Denise Burton

Personal information
- Born: 24 January 1956 (age 69) Leeds, England

Team information
- Discipline: Road and track
- Role: Rider

Medal record
Representing Great Britain
UCI Track Cycling World Championships
| Bronze medal – third place | 1975 Rocourt, Belgium | Individual pursuit |

= Denise Burton =

British cyclist (born 1956)

Denise Burton-Cole (née Burton; born 24 January 1956) is an English retired cyclist. During the mid-late 1970s she won national titles and a world championship bronze medal in 1975 representing Great Britain.

==Family==
She is the daughter of racing cyclist Beryl Burton (1937–1996).

==Career==
===Cycling===
Burton followed in her mother's footsteps, participating in road racing, track cycling and time trials.
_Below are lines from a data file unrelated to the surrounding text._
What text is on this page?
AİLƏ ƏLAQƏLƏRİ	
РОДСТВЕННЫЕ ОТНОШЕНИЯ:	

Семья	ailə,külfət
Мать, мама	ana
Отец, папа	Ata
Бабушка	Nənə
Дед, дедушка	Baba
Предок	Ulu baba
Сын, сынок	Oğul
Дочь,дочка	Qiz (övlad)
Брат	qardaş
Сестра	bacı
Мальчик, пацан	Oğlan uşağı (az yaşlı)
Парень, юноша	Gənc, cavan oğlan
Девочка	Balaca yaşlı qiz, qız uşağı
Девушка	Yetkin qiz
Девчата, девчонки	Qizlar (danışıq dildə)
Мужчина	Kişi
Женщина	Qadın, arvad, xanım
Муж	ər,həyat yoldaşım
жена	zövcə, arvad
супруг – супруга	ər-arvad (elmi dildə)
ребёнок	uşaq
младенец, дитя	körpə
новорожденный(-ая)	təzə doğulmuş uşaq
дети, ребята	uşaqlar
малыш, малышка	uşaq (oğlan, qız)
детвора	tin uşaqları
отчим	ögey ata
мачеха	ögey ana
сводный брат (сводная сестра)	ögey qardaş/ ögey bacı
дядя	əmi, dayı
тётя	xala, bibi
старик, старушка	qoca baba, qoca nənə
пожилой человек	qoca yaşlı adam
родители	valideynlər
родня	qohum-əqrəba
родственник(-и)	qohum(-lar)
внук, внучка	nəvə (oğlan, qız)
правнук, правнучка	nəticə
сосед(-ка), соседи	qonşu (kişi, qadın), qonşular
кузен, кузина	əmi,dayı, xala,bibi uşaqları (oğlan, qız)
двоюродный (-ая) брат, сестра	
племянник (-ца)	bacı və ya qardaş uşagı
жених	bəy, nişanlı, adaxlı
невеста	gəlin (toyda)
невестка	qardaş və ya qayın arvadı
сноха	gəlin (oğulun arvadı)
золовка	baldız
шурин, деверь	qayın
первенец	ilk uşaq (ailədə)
On the track, she won the British women's national Individual pursuit championship in 1975 and 1976, and took a third place bronze medal in the discipline at the 1975 World Championships in Belgium.
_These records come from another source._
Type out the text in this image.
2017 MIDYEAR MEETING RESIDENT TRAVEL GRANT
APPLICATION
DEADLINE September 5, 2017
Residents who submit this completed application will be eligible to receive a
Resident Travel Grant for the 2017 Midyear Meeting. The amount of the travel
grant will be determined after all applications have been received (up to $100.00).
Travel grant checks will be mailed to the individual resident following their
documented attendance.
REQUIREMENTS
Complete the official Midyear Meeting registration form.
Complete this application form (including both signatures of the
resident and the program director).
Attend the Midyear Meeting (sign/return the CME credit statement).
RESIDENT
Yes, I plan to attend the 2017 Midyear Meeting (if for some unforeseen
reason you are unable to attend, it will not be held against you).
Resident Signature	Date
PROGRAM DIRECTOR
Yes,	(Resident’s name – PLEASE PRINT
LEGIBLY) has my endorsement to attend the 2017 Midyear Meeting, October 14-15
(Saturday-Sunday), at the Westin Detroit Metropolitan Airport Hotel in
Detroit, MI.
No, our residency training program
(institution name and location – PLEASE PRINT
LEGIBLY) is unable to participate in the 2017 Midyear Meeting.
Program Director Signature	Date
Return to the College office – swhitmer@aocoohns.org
She was UK women's national road race champion in 1976, and was second in 1973, 1975 and 1978. Rivalry between mother and daughter also caused tension: after Denise outsprinted her mother to the 1976 title, her mother refused to shake hands with her on the podium.
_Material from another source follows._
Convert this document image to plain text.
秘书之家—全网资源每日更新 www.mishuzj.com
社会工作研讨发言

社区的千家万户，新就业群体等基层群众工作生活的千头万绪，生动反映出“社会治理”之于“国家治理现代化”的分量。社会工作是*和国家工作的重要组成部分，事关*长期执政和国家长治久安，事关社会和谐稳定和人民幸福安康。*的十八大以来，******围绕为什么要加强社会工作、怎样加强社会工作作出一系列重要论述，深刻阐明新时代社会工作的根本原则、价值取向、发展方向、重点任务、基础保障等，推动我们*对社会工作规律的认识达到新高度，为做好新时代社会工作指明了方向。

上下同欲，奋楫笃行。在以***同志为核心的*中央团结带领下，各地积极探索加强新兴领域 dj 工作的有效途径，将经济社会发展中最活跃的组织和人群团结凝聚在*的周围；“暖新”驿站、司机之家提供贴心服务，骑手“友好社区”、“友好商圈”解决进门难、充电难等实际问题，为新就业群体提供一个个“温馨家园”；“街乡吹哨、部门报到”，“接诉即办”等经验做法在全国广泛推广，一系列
In time-trials, she won the WCRA 10-miles and 25-miles championships in 1978. In 1982, with her mother, Burton set a British 10-mile record for women riding a tandem: 21 minutes, 25 seconds.

Burton rode the 1986 Tour de France Féminin, finishing 42nd overall. To prepare for the race, she rode the Tour of Norway and the Tour of Texas. She was due to ride the 1987 Tour, she however had to pull out after an accident resulted in her breaking her back.

===Media appearances===
She also appeared in the first all-female edition of the BBC Television series, Superstars in 1977.